Cannes 2023 | L’innocence (Monster) : Les monstres imaginaires d’Hirokazu Kore-eda

Cannes 2023 | L’innocence (Monster) : Les monstres imaginaires d’Hirokazu Kore-eda

Cinq ans après sa Palme d’or pour l’hypersensible Une affaire de famille, Hirokazu Kore-eda revient au Japon après un détour par la France (La vérité) et la Corée du sud (Les bonnes étoiles). Le cinéaste japonais poursuit son observation sociologique de la famille, sous toutes ses formes.

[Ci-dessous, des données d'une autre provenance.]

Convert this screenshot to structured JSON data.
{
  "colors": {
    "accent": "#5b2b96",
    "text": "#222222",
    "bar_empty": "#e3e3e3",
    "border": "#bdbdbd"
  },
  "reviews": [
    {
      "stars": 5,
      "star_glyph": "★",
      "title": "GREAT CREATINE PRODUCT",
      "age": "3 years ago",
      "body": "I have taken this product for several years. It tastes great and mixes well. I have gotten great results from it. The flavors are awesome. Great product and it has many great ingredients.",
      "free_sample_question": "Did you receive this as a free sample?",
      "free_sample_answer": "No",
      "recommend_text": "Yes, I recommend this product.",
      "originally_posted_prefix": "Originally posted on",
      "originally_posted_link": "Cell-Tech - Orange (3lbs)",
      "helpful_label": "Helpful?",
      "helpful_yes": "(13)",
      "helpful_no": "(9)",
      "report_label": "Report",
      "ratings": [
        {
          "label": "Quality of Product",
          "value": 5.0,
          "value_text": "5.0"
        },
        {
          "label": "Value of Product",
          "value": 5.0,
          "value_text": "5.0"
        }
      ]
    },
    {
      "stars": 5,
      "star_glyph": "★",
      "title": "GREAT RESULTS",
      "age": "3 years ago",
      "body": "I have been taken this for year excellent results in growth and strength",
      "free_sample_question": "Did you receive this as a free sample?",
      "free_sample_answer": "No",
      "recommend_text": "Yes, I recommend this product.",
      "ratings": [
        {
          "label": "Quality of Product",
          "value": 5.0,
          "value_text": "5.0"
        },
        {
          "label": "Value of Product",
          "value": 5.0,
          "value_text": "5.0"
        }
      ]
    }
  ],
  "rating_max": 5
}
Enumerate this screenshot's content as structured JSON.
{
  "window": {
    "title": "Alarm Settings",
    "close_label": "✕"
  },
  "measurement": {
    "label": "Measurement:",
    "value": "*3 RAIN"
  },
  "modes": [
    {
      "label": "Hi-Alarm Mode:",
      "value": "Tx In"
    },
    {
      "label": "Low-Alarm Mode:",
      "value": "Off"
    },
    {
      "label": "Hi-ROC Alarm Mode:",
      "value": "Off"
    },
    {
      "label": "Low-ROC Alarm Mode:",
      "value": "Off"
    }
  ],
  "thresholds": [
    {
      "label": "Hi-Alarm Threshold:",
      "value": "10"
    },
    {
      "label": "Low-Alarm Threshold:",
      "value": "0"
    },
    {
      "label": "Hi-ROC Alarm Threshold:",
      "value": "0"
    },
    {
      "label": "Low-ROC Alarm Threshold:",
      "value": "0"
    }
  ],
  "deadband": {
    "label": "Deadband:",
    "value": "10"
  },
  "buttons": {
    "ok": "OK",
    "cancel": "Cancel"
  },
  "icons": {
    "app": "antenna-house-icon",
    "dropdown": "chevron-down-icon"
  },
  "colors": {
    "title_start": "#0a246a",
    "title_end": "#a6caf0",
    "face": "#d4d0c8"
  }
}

Monster est un film à plusieurs visages. Côté pile, on peut se laisser prendre au jeu du réalisateur, qui signe un scénario habile et use d’un découpage manipulateur. Du moment où un immeuble prend feu, et jusqu’au jour où un typhon s’abat sur la ville, une même histoire va nous être racontée à partir de trois angles différents. Trois versions pour comprendre une vérité au milieu d’un tissu épais de rumeurs et mensonges. De quoi entretenir un vrai suspense, tout en dépeignant des individus impuissants face à une société aux conventions surrannées.

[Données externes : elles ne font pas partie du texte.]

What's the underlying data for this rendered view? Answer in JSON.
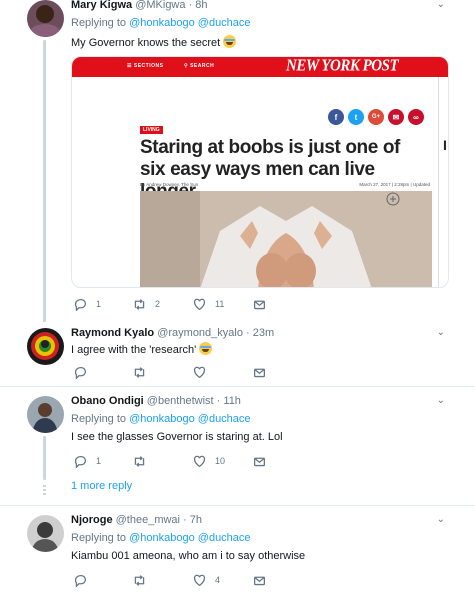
{
  "tweets": [
    {
      "name": "Mary Kigwa",
      "handle": "@MKigwa",
      "sep": "·",
      "time": "8h",
      "reply_prefix": "Replying to",
      "reply_to": [
        "@honkabogo",
        "@duchace"
      ],
      "text": "My Governor knows the secret",
      "counts": {
        "reply": "1",
        "retweet": "2",
        "like": "11"
      }
    },
    {
      "name": "Raymond Kyalo",
      "handle": "@raymond_kyalo",
      "sep": "·",
      "time": "23m",
      "text": "I agree with the 'research'",
      "counts": {
        "reply": "",
        "retweet": "",
        "like": ""
      }
    },
    {
      "name": "Obano Ondigi",
      "handle": "@benthetwist",
      "sep": "·",
      "time": "11h",
      "reply_prefix": "Replying to",
      "reply_to": [
        "@honkabogo",
        "@duchace"
      ],
      "text": "I see the glasses Governor is staring at. Lol",
      "counts": {
        "reply": "1",
        "retweet": "",
        "like": "10"
      }
    },
    {
      "name": "Njoroge",
      "handle": "@thee_mwai",
      "sep": "·",
      "time": "7h",
      "reply_prefix": "Replying to",
      "reply_to": [
        "@honkabogo",
        "@duchace"
      ],
      "text": "Kiambu 001 ameona, who am i to say otherwise",
      "counts": {
        "reply": "",
        "retweet": "",
        "like": "4"
      }
    }
  ],
  "more_replies": "1 more reply",
  "media": {
    "menu": "SECTIONS",
    "search": "SEARCH",
    "logo": "NEW YORK POST",
    "label": "LIVING",
    "headline": "Staring at boobs is just one of six easy ways men can live longer",
    "byline": "By Andrew Downey, The Sun",
    "date": "March 27, 2017 | 2:28pm | Updated",
    "side_letter": "I"
  },
  "colors": {
    "accent": "#1da1f2",
    "post_red": "#e0101b",
    "muted": "#657786"
  },
  "icons": [
    "reply-icon",
    "retweet-icon",
    "like-icon",
    "message-icon",
    "chevron-down-icon"
  ]
}
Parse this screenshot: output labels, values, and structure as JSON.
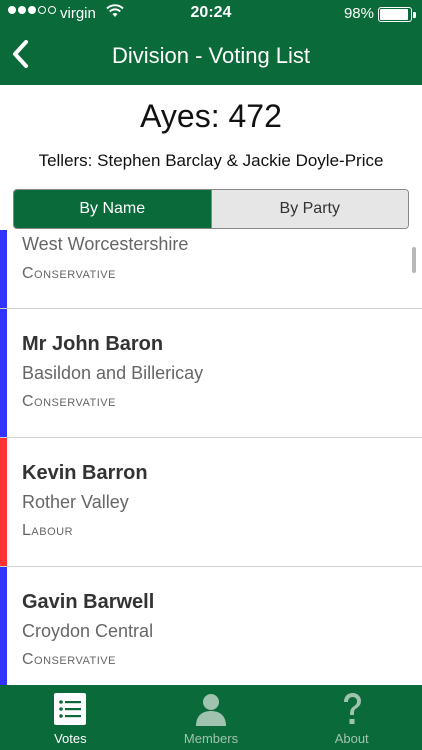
{
  "status_bar": {
    "carrier": "virgin",
    "time": "20:24",
    "battery": "98%"
  },
  "nav": {
    "title": "Division - Voting List"
  },
  "header": {
    "ayes": "Ayes: 472",
    "tellers": "Tellers: Stephen Barclay & Jackie Doyle-Price"
  },
  "segments": {
    "by_name": "By Name",
    "by_party": "By Party"
  },
  "members": [
    {
      "name": "",
      "constituency": "West Worcestershire",
      "party": "Conservative",
      "color": "#3333ff"
    },
    {
      "name": "Mr John Baron",
      "constituency": "Basildon and Billericay",
      "party": "Conservative",
      "color": "#3333ff"
    },
    {
      "name": "Kevin Barron",
      "constituency": "Rother Valley",
      "party": "Labour",
      "color": "#ff3333"
    },
    {
      "name": "Gavin Barwell",
      "constituency": "Croydon Central",
      "party": "Conservative",
      "color": "#3333ff"
    }
  ],
  "tabs": {
    "votes": "Votes",
    "members": "Members",
    "about": "About"
  },
  "colors": {
    "brand_green": "#0b6a3a",
    "conservative": "#3333ff",
    "labour": "#ff3333"
  }
}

Côté face, on peut aussi reprocher à ce dispositif en triptyque d’alourdir et d’allonger un récit surchargé de sujets jusqu’à diluer l’enjeu. En nous baladant du point de vue d’une jeune mère, veuve et combattive, à celui du jeune professeur incriminé, qui refuse de se plier aux injonctions de sa hiérarchie, on passe pendant les deux tiers du film à côté du seul angle qui sert de matrice au film : la difficulté de deux enfants différents à s’épanouir dans ce monde injuste.

Monster est un mélodrame presque réussi, à l’épilogue tragique et lumineux, mais piégé par ses artifices narratifs. Comme ce titre qui évoque quelque chose d’horrifique, alors qu’il n’est qu’un jeu d’enfant. « C’est qui le monstre ? » se joue comme un pictionnary. Mais ici la question peut-être posée à chacun : Est-ce la directrice de l’école, dévastée par un deuil dont elle est responsable (tout en envoyant son mari à sa place?) ? La société japonaise qui préfère le pardon et l’expiation publique pour mieux cacher ses problèmes sous le tapis ? Ce professeur qui aurait frappé, bousculé et insulté un élève? Ces camarades de classe qui humilient en permanence le plus faible d’entre eux ? Le père de ce dernier, ivrogne et brutal ? Ou les deux enfants présentés comme des victimes et qui ne seraient peut-être pas des anges ?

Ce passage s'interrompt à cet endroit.